Le Disciple
J. Heinrich Arnold
`Le disciple’ est un livre dur. Dès le
début de sa lecture, je fus frappé par les paroles d’Heinrich
Arnold comme d’une épée à double tranchant, m’appelant
à choisir entre la vérité et le mensonge, le salut et le
péché, la lumière et les ténèbres, entre Dieu et le démon.
Tout d’abord, je n’étais pas sûr de vouloir être interpellé
d’une manière aussi directe, et je découvris une certaine
résistance en moi-même. Je voulais que la bonne nouvelle
de l’évangile soit aimable, consolante et réconfortante,
offrant la paix intérieure et l’harmonie.
Mais Arnold me rappelle que la paix de l’évangile
n’est pas la même chose que la paix du monde, que la consolation
de l’évangile est tout autre chose que la consolation du
monde, que la douceur de l’évangile n’a rien à voir avec
l’attitude libérale du monde. L’évangile exige un choix,
un choix radical, un choix qui n’est pas toujours apprécié,
soutenu ni glorifié. Toutefois, l’ouvrage d’Arnold n’est
aucunement sévère, inflexible, fanatique ou hypocrite.

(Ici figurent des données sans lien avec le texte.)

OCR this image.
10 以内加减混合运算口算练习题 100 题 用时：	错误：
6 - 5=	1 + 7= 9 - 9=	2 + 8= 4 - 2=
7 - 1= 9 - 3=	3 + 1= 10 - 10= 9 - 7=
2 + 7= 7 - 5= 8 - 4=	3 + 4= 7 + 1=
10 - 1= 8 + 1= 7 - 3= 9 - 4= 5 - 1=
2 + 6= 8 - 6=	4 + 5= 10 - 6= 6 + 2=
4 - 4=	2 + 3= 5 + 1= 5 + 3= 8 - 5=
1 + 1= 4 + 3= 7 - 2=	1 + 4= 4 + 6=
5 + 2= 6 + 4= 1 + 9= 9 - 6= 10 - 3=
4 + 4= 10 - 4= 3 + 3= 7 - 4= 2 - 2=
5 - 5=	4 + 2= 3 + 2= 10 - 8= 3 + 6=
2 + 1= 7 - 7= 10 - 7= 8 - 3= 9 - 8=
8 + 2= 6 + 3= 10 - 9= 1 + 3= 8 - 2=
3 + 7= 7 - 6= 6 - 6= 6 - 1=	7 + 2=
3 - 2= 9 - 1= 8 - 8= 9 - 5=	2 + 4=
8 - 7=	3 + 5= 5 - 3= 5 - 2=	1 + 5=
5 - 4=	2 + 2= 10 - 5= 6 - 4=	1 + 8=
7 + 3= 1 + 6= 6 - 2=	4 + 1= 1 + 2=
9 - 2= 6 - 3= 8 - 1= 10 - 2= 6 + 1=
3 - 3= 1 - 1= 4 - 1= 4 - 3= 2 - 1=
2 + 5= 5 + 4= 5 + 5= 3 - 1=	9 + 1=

Ce livre, au contraire, est plein d’amour, un amour dur
mais vrai, le même amour qui s’écoule du cœur brisé de
Jésus.
Ce qui rend les paroles d’Arnold tellement
salutaires, est le fait qu’elles ne proviennent pas d’une
idée, d’une idéologie ni d’une théorie, mais d’une connaissance
intime de Jésus Christ. C’est Jésus, le Christ, qui est
au centre de toutes les suggestions, de tous les conseils
qu’il nous donne, et de toute la sollicitude exprimée dans
ces réflexions. C’est vraiment un livre centré sur le Christ.